Click Show/Hide scale bar to add a scale bar to the bright-field optical microscopy image of the crystal and observe an image of the crystal under UV full or confined illumination. To select between the confined illumination or a wide field illumination, use the stick and knobs to adjust the size of the UV lamp field aperture. Under the SpectraPro SP 2300 tab, select a wavelength to observe the sample emission and adjust the exposure time of the detector.
To obtain the hyperspectral cube in the sequencer, click plus to add a new node and click Confocal Imager. Click Multi-Spectrum Acquisition and input the desired X and Y position counts, as well as the desired step size. Select the hardware option for the camera sync and for visible emission mapping, and click okay.
In the sequencer, click the newly added multi-spectrum acquisition line to highlight the node and click Play to run the selected node. For analysis of the captured hyperspectral imaging data, for example, for a spectral distribution of an image, in the Processing menu, select Data and Crop and Bend to increase the signal to noise ratio of the image. For an emission intensity profile, right-click on the cube image and select Create X-Profile for the analysis of one line.
Drag to select the area and right-click on the region of interest. To select Add to Graph. To display the emission intensity as a function of the physical position of the target.
The intensity profile will appear in the new graph. To obtain an emission spectrum of a specific area of the sample, hover the cursor over the cube image, right click, and click Rectangle Selection.

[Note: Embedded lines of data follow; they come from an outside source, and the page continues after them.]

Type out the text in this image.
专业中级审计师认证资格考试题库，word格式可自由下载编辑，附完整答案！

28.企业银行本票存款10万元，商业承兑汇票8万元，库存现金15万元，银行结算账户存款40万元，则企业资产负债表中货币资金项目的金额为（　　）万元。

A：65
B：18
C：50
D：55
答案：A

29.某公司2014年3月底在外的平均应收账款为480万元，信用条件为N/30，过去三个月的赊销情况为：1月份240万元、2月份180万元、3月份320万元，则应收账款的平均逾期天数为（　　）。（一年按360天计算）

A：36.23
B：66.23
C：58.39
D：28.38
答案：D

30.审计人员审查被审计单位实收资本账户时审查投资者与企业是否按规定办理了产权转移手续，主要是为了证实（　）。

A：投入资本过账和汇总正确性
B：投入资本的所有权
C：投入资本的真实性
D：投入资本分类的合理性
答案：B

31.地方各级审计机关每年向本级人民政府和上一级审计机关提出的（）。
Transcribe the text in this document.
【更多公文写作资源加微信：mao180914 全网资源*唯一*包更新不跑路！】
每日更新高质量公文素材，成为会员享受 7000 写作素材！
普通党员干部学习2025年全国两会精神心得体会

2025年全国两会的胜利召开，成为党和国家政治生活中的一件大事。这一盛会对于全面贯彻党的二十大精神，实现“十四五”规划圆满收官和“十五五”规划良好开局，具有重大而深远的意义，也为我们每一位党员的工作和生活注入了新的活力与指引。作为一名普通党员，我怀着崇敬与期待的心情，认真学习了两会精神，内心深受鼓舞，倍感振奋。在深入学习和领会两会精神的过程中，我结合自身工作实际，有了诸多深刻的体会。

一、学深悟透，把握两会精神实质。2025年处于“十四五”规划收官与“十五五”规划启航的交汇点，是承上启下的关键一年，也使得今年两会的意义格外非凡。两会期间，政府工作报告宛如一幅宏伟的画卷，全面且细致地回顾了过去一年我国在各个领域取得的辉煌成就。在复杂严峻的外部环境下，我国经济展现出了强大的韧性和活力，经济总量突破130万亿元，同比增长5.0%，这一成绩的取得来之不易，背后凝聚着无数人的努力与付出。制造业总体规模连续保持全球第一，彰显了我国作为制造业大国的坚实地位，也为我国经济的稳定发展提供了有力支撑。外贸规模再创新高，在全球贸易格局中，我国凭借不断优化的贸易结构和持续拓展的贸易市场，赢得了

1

Drag and click to draw the selection shape over the desired region.
Then right click on the region of interest and select Add Selection to Graph. In the Add to Graph window, select Create a New Graph to display the emission spectra of the target, and click okay. Then save the acquired spectrum before selecting a new region.

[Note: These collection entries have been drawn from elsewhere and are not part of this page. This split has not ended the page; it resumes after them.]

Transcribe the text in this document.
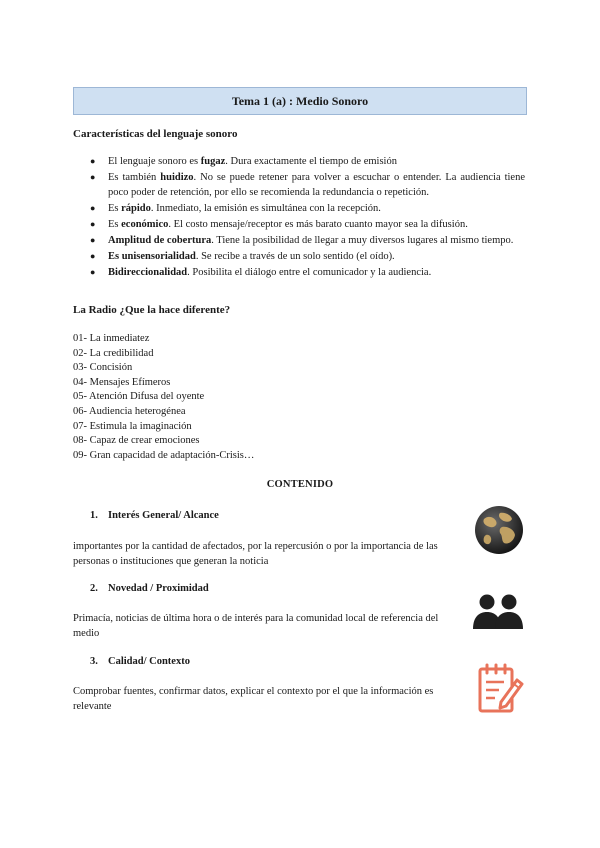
Tema 1 (a) : Medio Sonoro
Características del lenguaje sonoro
● El lenguaje sonoro es fugaz. Dura exactamente el tiempo de emisión
● Es también huidizo. No se puede retener para volver a escuchar o entender. La audiencia tiene poco poder de retención, por ello se recomienda la redundancia o repetición.
● Es rápido. Inmediato, la emisión es simultánea con la recepción.
● Es económico. El costo mensaje/receptor es más barato cuanto mayor sea la difusión.
● Amplitud de cobertura. Tiene la posibilidad de llegar a muy diversos lugares al mismo tiempo.
● Es unisensorialidad. Se recibe a través de un solo sentido (el oído).
● Bidireccionalidad. Posibilita el diálogo entre el comunicador y la audiencia.
La Radio ¿Que la hace diferente?
01- La inmediatez
02- La credibilidad
03- Concisión
04- Mensajes Efímeros
05- Atención Difusa del oyente
06- Audiencia heterogénea
07- Estimula la imaginación
08- Capaz de crear emociones
09- Gran capacidad de adaptación-Crisis…
CONTENIDO
1. Interés General/ Alcance
importantes por la cantidad de afectados, por la repercusión o por la importancia de las personas o instituciones que generan la noticia
2. Novedad / Proximidad
Primacía, noticias de última hora o de interés para la comunidad local de referencia del medio
3. Calidad/ Contexto
Comprobar fuentes, confirmar datos, explicar el contexto por el que la información es relevante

Here, a bright-field image of a crystal recorded after adjusting the sample in the proper focus is shown. The needle-like morphology of the crystal can be clearly observed. Here, images of the same crystal under UV excitation with either full illumination or locally confined illumination can be observed.
The confined illumination can be used to investigate the effects of energy or light transfer within the crystal that may trigger wave guide-like behavior. For example, in this image, a strong emission is detected in a point not directly under excitation, suggesting that efficient energy migration takes place through the crystal. From the acquired hyperspectral cube, it is also possible to obtain the spectral distribution in the form of an image, representing a specific wavelength.

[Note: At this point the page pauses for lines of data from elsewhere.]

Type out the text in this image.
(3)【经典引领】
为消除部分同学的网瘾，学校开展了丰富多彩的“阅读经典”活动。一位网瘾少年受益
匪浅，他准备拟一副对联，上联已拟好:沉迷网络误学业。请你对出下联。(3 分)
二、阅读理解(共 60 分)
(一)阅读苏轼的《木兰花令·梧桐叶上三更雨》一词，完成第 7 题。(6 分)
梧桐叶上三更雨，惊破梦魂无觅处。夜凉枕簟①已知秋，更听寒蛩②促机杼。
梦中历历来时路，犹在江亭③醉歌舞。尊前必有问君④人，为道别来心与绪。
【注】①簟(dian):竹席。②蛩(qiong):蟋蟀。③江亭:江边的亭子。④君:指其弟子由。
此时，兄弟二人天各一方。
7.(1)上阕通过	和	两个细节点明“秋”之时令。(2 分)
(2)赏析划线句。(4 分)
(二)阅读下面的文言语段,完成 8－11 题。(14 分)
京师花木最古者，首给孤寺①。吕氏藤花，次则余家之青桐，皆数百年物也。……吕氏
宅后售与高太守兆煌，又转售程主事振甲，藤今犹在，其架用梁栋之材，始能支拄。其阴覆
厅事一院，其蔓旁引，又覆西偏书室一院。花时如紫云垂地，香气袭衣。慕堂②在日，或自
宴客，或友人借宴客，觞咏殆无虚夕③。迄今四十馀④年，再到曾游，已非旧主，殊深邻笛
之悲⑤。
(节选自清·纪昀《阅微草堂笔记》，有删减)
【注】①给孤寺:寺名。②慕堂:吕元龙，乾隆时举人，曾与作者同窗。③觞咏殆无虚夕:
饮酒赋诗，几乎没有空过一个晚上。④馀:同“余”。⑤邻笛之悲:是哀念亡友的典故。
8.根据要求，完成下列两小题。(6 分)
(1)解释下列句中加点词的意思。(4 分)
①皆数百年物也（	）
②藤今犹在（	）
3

The intensity profile of a specific emission wavelength and the emission spectra at any pixel or area of the acquired hyperspectral cube. For example, the emission spectra for this analysis shows the most characteristic emission bands of the europium ion. Moreover, the spatial profile along the different crystal faces indicates a brighter emission at the tip and side faces and can be correlated with the lanthanide/lanthanide ion distances in the three spatial directions.
To obtain a good signal in a reasonable recording time of the hyperspectral cube, it is important to adjust the microscope configurations, focus, and detector exposure time. Emissions UV excitation and visible emission, this technique can be performed using near infrared excitation and near infrared emission detection. This allows it to be applicable for a large array of luminescent materials.
Correlation of optical signals with an array of dependent features makes this technique very interesting for the investigation of structure/property relationships, including in-vitro assessment of nano-bio interactions.